A Cost-Benefit Analysis of On-Premise Large Language Model Deployment: Breaking Even with Commercial LLM Services
Guanzhong Pan, Vishal Chodnekar, Abinas Roy, Haibo Wang
TL;DR
The paper tackles the problem of deciding when on-premise open-source LLM deployment is economically viable versus subscribing to commercial APIs. ItDevelops a total cost of ownership framework that combines CapEx, OpEx, and scaling costs with a performance benchmark-informed evaluation to compute break-even times $t^{*}$ under various workloads. The study surveys commercial pricing, analyzes open-weight model performance, and presents a 54-scenario break-even analysis that highlights distinct regimes: SMEs often reach break-even within months for sub-30B models, medium enterprises within roughly 6–24 months for balanced models, and large enterprises only after multi-year horizons for large models, frequently influenced by data-residency requirements and governance.
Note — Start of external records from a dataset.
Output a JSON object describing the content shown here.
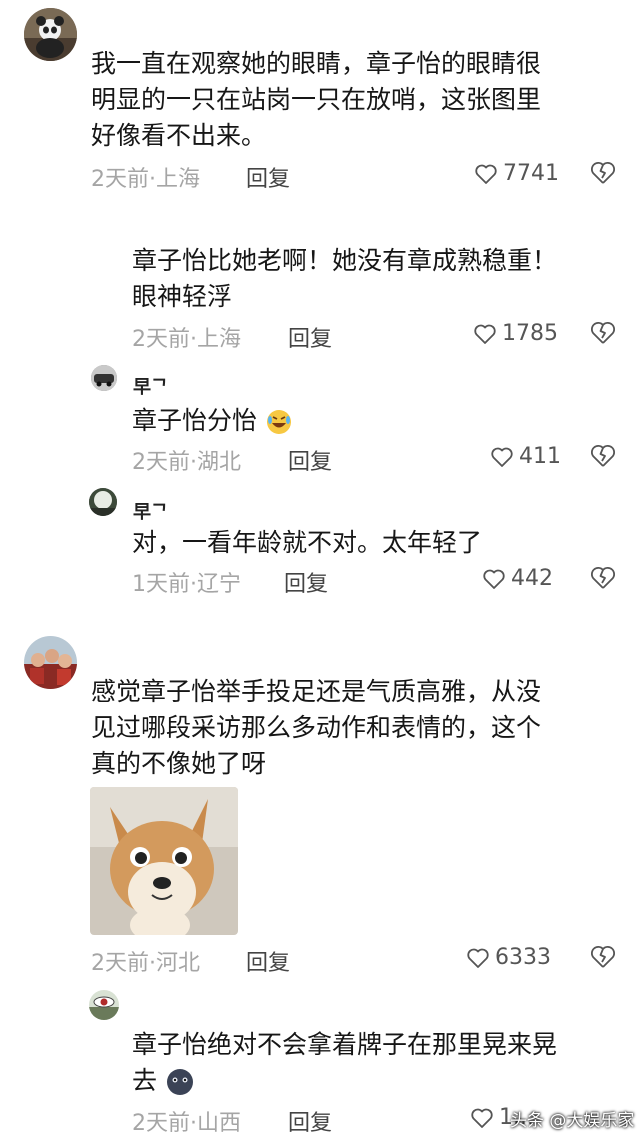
{
  "comments": [
    {
      "text_lines": [
        "我一直在观察她的眼睛，章子怡的眼睛很",
        "明显的一只在站岗一只在放哨，这张图里",
        "好像看不出来。"
      ],
      "meta": "2天前·上海",
      "reply": "回复",
      "likes": "7741",
      "replies": [
        {
          "text_lines": [
            "章子怡比她老啊！她没有章成熟稳重！",
            "眼神轻浮"
          ],
          "meta": "2天前·上海",
          "reply": "回复",
          "likes": "1785"
        },
        {
          "username": "早ᄀ",
          "text": "章子怡分怡",
          "emoji": "laughing-crying-emoji",
          "meta": "2天前·湖北",
          "reply": "回复",
          "likes": "411"
        },
        {
          "username": "早ᄀ",
          "text": "对，一看年龄就不对。太年轻了",
          "meta": "1天前·辽宁",
          "reply": "回复",
          "likes": "442"
        }
      ]
    },
    {
      "text_lines": [
        "感觉章子怡举手投足还是气质高雅，从没",
        "见过哪段采访那么多动作和表情的，这个",
        "真的不像她了呀"
      ],
      "image": "shiba-dog-meme",
      "meta": "2天前·河北",
      "reply": "回复",
      "likes": "6333",
      "replies": [
        {
          "text_lines": [
            "章子怡绝对不会拿着牌子在那里晃来晃",
            "去"
          ],
          "emoji": "blob-emoji",
          "meta": "2天前·山西",
          "reply": "回复",
          "likes": "1..."
        }
      ]
    }
  ],
  "watermark": "头条 @大娱乐家",
  "colors": {
    "meta": "#a5a5a5",
    "text": "#161616",
    "icon": "#555555"
  }
}
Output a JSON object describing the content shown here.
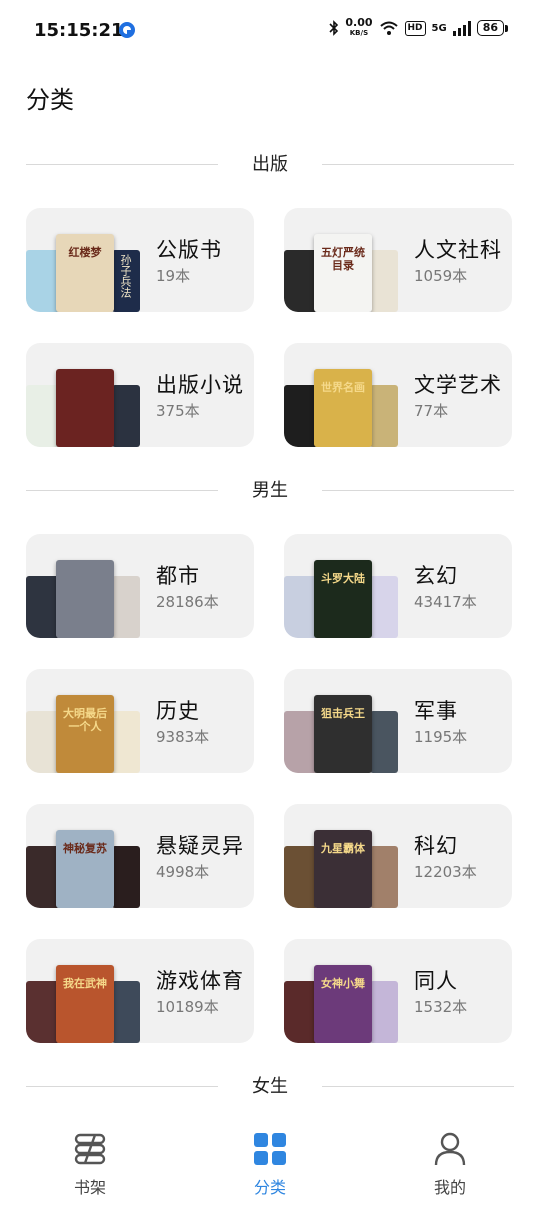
{
  "status_bar": {
    "time": "15:15:21",
    "net_speed": "0.00",
    "net_unit": "KB/S",
    "hd": "HD",
    "network": "5G",
    "battery": "86"
  },
  "page": {
    "title": "分类"
  },
  "sections": [
    {
      "label": "出版"
    },
    {
      "label": "男生"
    },
    {
      "label": "女生"
    }
  ],
  "categories": [
    {
      "title": "公版书",
      "count": "19本",
      "front_color": "#e7d7b8",
      "front_text": "红楼梦",
      "left_color": "#a9d3e6",
      "right_color": "#1e2c4a",
      "right_text": "孙子兵法"
    },
    {
      "title": "人文社科",
      "count": "1059本",
      "front_color": "#f4f4f2",
      "front_text": "五灯严统目录",
      "left_color": "#2a2a2a",
      "right_color": "#e9e3d5"
    },
    {
      "title": "出版小说",
      "count": "375本",
      "front_color": "#6b2321",
      "left_color": "#e8efe6",
      "right_color": "#2b3240"
    },
    {
      "title": "文学艺术",
      "count": "77本",
      "front_color": "#d9b24a",
      "front_text": "世界名画",
      "left_color": "#1e1e1e",
      "right_color": "#c9b378"
    },
    {
      "title": "都市",
      "count": "28186本",
      "front_color": "#7a7f8c",
      "left_color": "#2e3440",
      "right_color": "#d8d2cc"
    },
    {
      "title": "玄幻",
      "count": "43417本",
      "front_color": "#1c2a1c",
      "front_text": "斗罗大陆",
      "left_color": "#c8cfe0",
      "right_color": "#d7d4ea"
    },
    {
      "title": "历史",
      "count": "9383本",
      "front_color": "#c08a3a",
      "front_text": "大明最后一个人",
      "left_color": "#e8e3d6",
      "right_color": "#efe7d2"
    },
    {
      "title": "军事",
      "count": "1195本",
      "front_color": "#2f2f2f",
      "front_text": "狙击兵王",
      "left_color": "#b7a2a8",
      "right_color": "#4a5560"
    },
    {
      "title": "悬疑灵异",
      "count": "4998本",
      "front_color": "#9fb2c4",
      "front_text": "神秘复苏",
      "left_color": "#3a2a2a",
      "right_color": "#2a1e1e"
    },
    {
      "title": "科幻",
      "count": "12203本",
      "front_color": "#3b2f36",
      "front_text": "九星霸体",
      "left_color": "#6b5034",
      "right_color": "#a1806a"
    },
    {
      "title": "游戏体育",
      "count": "10189本",
      "front_color": "#b9552d",
      "front_text": "我在武神",
      "left_color": "#5a3030",
      "right_color": "#3e4a5a"
    },
    {
      "title": "同人",
      "count": "1532本",
      "front_color": "#6c3a7a",
      "front_text": "女神小舞",
      "left_color": "#5a2a2a",
      "right_color": "#c4b6d8"
    }
  ],
  "tabbar": {
    "items": [
      {
        "label": "书架",
        "icon": "bookshelf-icon"
      },
      {
        "label": "分类",
        "icon": "category-grid-icon"
      },
      {
        "label": "我的",
        "icon": "profile-icon"
      }
    ],
    "active_color": "#2f86e0"
  }
}
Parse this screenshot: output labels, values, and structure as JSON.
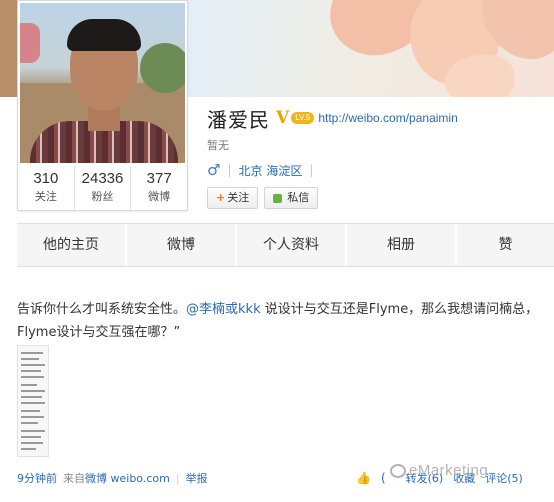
{
  "profile": {
    "name": "潘爱民",
    "verified_badge": "V",
    "level_badge": "LV.5",
    "homepage": "http://weibo.com/panaimin",
    "bio": "暂无",
    "gender_icon": "male-icon",
    "location": "北京 海淀区",
    "stats": [
      {
        "value": "310",
        "label": "关注"
      },
      {
        "value": "24336",
        "label": "粉丝"
      },
      {
        "value": "377",
        "label": "微博"
      }
    ],
    "follow_button": "关注",
    "message_button": "私信"
  },
  "tabs": [
    "他的主页",
    "微博",
    "个人资料",
    "相册",
    "赞"
  ],
  "post": {
    "text_before": "告诉你什么才叫系统安全性。",
    "mention": "@李楠或kkk",
    "text_after": " 说设计与交互还是Flyme，那么我想请问楠总，Flyme设计与交互强在哪？”",
    "time": "9分钟前",
    "source_prefix": "来自",
    "source": "微博 weibo.com",
    "report": "举报",
    "like": "(",
    "repost": "转发(6)",
    "favorite": "收藏",
    "comment": "评论(5)"
  },
  "watermark": "eMarketing",
  "colors": {
    "link": "#2a6ab6",
    "verified": "#e6a400",
    "follow_plus": "#ff7a1a",
    "message_dot": "#67b43b"
  }
}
The work provides a practical decision framework and an actionable planning tool to guideL collaboration between model performance, hardware economics, and business constraints, illustrating that on-premise open-source deployment is increasingly viable under specific cost and governance conditions.
Abstract
Large language models (LLMs) are becoming increasingly widespread. Organizations that want to use AI for productivity now face an important decision. They can subscribe to commercial LLM services or deploy models on their own infrastructure. Cloud services from providers such as OpenAI, Anthropic, and Google are attractive because they provide easy access to state-of-the-art models and are easy to scale. However, concerns about data privacy, the difficulty of switching service providers, and long-term operating costs have driven interest in local deployment of open-source models. This paper presents a cost-benefit analysis framework to help organizations determine when on-premise LLM deployment becomes economically viable compared to commercial subscription services. We consider the hardware requirements, operational expenses, and performance benchmarks of the latest open-source models, including Qwen, Llama, Mistral, and etc. Then we compare the total cost of deploying these models locally with the major cloud providers subscription fee. Our findings provide an estimated breakeven point based on usage levels and performance needs. These results give organizations a practical framework for planning their LLM strategies.